Yeni yıl; coğrafya, kültür, inanış fark etmeksizin dünyanın dört bir yanında insanlar için umudu, yenilenmeyi, başlangıcı ifade eder. Her toplum bu özel günü kendi inanışlarına ve kültürlerine bağlı olarak çeşitli ritüellerle ve geleneklerle kutlar. Ritüellerin ortak çıkış noktası ise sağlık, mutluluk, bolluk ve berekettir.

Teknoloji sayesinde uzaklar yakın oldu ve toplumlararası etkileşim maksimum seviyelere çıktı. Dünya o kadar da büyük görünmüyor artık. Evimizin konforunda dünyada neler oluyor, insanlar neler yapıyor takip edebiliyoruz. Takip etmekle de kalmayıp bizi çeken, hoşumuza giden ritüelleri uygulamaya başlıyoruz.

Son yıllarda en dikkat çekici yeni yıl ritüellerinden biri de ‘masanın altında 12 üzüm yeme’ geleneği. Sırf bu geleneği gerçekleştirmek için insanlar yazdan buzluklarına üzüm istiflemeye başladılar.

Bu gelenek bizde daha yeni olsa da bir asırdır İspanya ve bazı Latin Amerika ülkelerinde severek uygulanıyor. Yaklaşık 100 yıl önce İspanya'nın Alicante bölgesindeki üzüm üreticilerinin mahsul fazlasını değerlendirmek için başlattıkları bir uygulama olarak ortaya çıkmış ve insanlar tarafından sevilince geleneğe dönüşmüş. Geleneğin uygulama aşaması ise şöyle... 12 üzüm yeni yılın 12 ayını temsil ediyor. Yiyeceğiniz her bir üzüm bir aya şans ve bereket getiriyor. Tam da burada bir parantez açmak istiyorum, çoğu kültürde taneli meyveler bereketi temsil eder. Mesela ‘nar’ birçok kültürde bereket demektir ve önemli günlerde kapı önlerinde kırılır ve bu önemli günlerden biri de yılbaşı gecesidir.

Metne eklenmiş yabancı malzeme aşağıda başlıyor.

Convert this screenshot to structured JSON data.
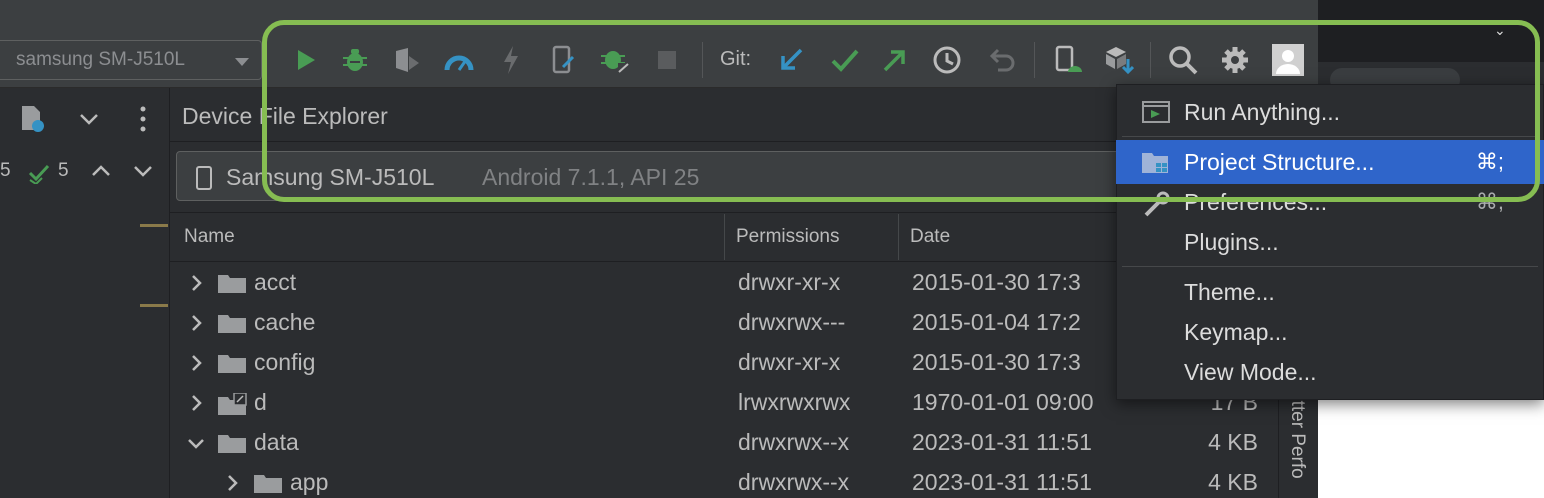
{
  "toolbar": {
    "device_selector": "samsung SM-J510L",
    "git_label": "Git:",
    "icons": [
      "run-icon",
      "debug-icon",
      "profile-icon",
      "profiler-icon",
      "apply-changes-icon",
      "apply-code-changes-icon",
      "attach-debugger-icon",
      "stop-icon",
      "git-update-icon",
      "git-commit-icon",
      "git-push-icon",
      "git-history-icon",
      "git-rollback-icon",
      "device-manager-icon",
      "sdk-manager-icon",
      "search-icon",
      "settings-icon",
      "user-avatar-icon"
    ],
    "colors": {
      "run": "#499c54",
      "debug": "#499c54",
      "profiler": "#3592c4",
      "git_update": "#3592c4",
      "git_commit": "#499c54",
      "git_push": "#499c54"
    }
  },
  "left_gutter": {
    "count_left": "5",
    "count_checks": "5"
  },
  "panel": {
    "title": "Device File Explorer",
    "device_name": "Samsung SM-J510L",
    "device_version": "Android 7.1.1, API 25"
  },
  "table": {
    "columns": [
      "Name",
      "Permissions",
      "Date"
    ],
    "rows": [
      {
        "name": "acct",
        "permissions": "drwxr-xr-x",
        "date": "2015-01-30 17:3",
        "size": "",
        "expanded": false,
        "indent": 0,
        "link": false
      },
      {
        "name": "cache",
        "permissions": "drwxrwx---",
        "date": "2015-01-04 17:2",
        "size": "",
        "expanded": false,
        "indent": 0,
        "link": false
      },
      {
        "name": "config",
        "permissions": "drwxr-xr-x",
        "date": "2015-01-30 17:3",
        "size": "",
        "expanded": false,
        "indent": 0,
        "link": false
      },
      {
        "name": "d",
        "permissions": "lrwxrwxrwx",
        "date": "1970-01-01 09:00",
        "size": "17 B",
        "expanded": false,
        "indent": 0,
        "link": true
      },
      {
        "name": "data",
        "permissions": "drwxrwx--x",
        "date": "2023-01-31 11:51",
        "size": "4 KB",
        "expanded": true,
        "indent": 0,
        "link": false
      },
      {
        "name": "app",
        "permissions": "drwxrwx--x",
        "date": "2023-01-31 11:51",
        "size": "4 KB",
        "expanded": false,
        "indent": 1,
        "link": false
      }
    ]
  },
  "side_strip": {
    "label": "utter Perfo"
  },
  "menu": {
    "items": [
      {
        "label": "Run Anything...",
        "shortcut": "",
        "selected": false
      },
      {
        "label": "Project Structure...",
        "shortcut": "⌘;",
        "selected": true
      },
      {
        "label": "Preferences...",
        "shortcut": "⌘,",
        "selected": false
      },
      {
        "label": "Plugins...",
        "shortcut": "",
        "selected": false
      },
      {
        "label": "Theme...",
        "shortcut": "",
        "selected": false
      },
      {
        "label": "Keymap...",
        "shortcut": "",
        "selected": false
      },
      {
        "label": "View Mode...",
        "shortcut": "",
        "selected": false
      }
    ],
    "selected_color": "#2f65ca"
  },
  "highlight_color": "#86bd52"
}
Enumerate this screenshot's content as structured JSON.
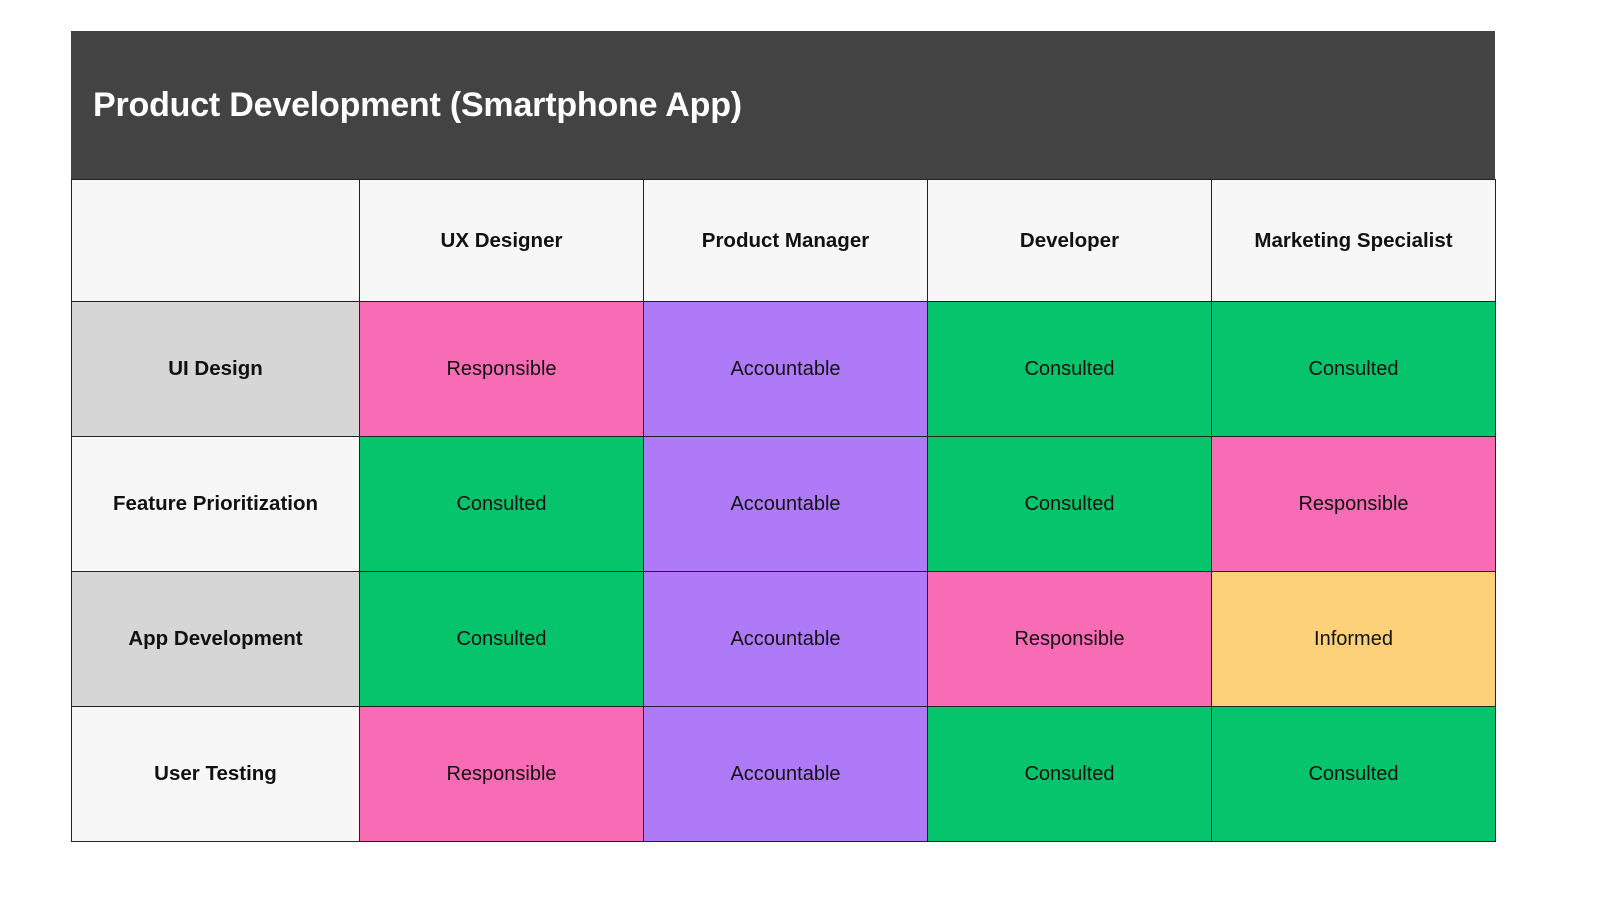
{
  "title": "Product Development (Smartphone App)",
  "table": {
    "corner_label": "",
    "columns": [
      "UX Designer",
      "Product Manager",
      "Developer",
      "Marketing Specialist"
    ],
    "rows": [
      {
        "task": "UI Design",
        "label_shade": "gray",
        "cells": [
          {
            "value": "Responsible",
            "code": "R"
          },
          {
            "value": "Accountable",
            "code": "A"
          },
          {
            "value": "Consulted",
            "code": "C"
          },
          {
            "value": "Consulted",
            "code": "C"
          }
        ]
      },
      {
        "task": "Feature Prioritization",
        "label_shade": "light",
        "cells": [
          {
            "value": "Consulted",
            "code": "C"
          },
          {
            "value": "Accountable",
            "code": "A"
          },
          {
            "value": "Consulted",
            "code": "C"
          },
          {
            "value": "Responsible",
            "code": "R"
          }
        ]
      },
      {
        "task": "App Development",
        "label_shade": "gray",
        "cells": [
          {
            "value": "Consulted",
            "code": "C"
          },
          {
            "value": "Accountable",
            "code": "A"
          },
          {
            "value": "Responsible",
            "code": "R"
          },
          {
            "value": "Informed",
            "code": "I"
          }
        ]
      },
      {
        "task": "User Testing",
        "label_shade": "light",
        "cells": [
          {
            "value": "Responsible",
            "code": "R"
          },
          {
            "value": "Accountable",
            "code": "A"
          },
          {
            "value": "Consulted",
            "code": "C"
          },
          {
            "value": "Consulted",
            "code": "C"
          }
        ]
      }
    ]
  },
  "colors": {
    "title_bar": "#434343",
    "responsible": "#f76cb4",
    "accountable": "#ae7af8",
    "consulted": "#05c46b",
    "informed": "#fcd179",
    "row_label_gray": "#d6d6d6",
    "row_label_light": "#f7f7f7",
    "header_background": "#f7f7f7",
    "border": "#222222"
  }
}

12 tane üzümü saat gece tam 12'de masanın altına girip hızlıca yiyorsunuz. Hızlıca olması, dileklerin hızlıca gerçekleşmesini ifade ediyor. Masa altı ne alaka derseniz batıl inanışlarda çok mantık aramayın derim ama onun da bir açıklaması var. Yeni yılda herkes sevdikleriyle birlikte olacağı için dapdaracık masa altlarına girmek hem eğlenceyi hem de birlik ve beraberliği arttırıyor. Dip dibe saniyeler içinde sevdiklerinizle üzüm yemeye çalışmak komik görüntüler oluşturacağı için gülerken boğulmamaya özen gösterin.

Dünyada başka neler oluyor derseniz mesela Danimarka’da tabak kırma geleneği var. Danimarkalılar sevdiklerinin kapılarının önünde eski tabaklarını kırıyor. Dostluklarını güçlendirmek ve kötü enerjileri kovmak için yapılan bir gelenek. Tabaktır, bardaktır bir şeyler kırma geleneği bizde de olduğu gibi çoğu kültürde var.

Filipinler’de yuvarlak nesneler zenginlik ve parayı simgeliyor. İnsanlar yeni yılda para çekmek için noktalı kıyafetler giyiyor ve masalarında yuvarlak yiyeceklere yer veriyor.

Her ülkenin birçok geleneği mevcut. Benim mesela bir Kolombiya geleneği olan ‘Boş bavulla sokak turu’ çok hoşuma gitti. Kolombiyalılar yeni yılda seyahat dileklerini gerçekleştirmek için ellerinde boş bavullarla sokakta yürüyüş yapıyorlar.  Yaaa kıyamam ne kadar masum bir gelenek, uygulaması da kolay…

İşin özü insanların böyle özel bir günde neye inanmak isterlerse onu yapmaları.. Yeni yıl ritüelleri, insanların umutlarını ve dileklerini paylaşma biçimlerini yansıtır. Belki bu yıl siz de kendi özel ritüelinizi yaratabilirsiniz!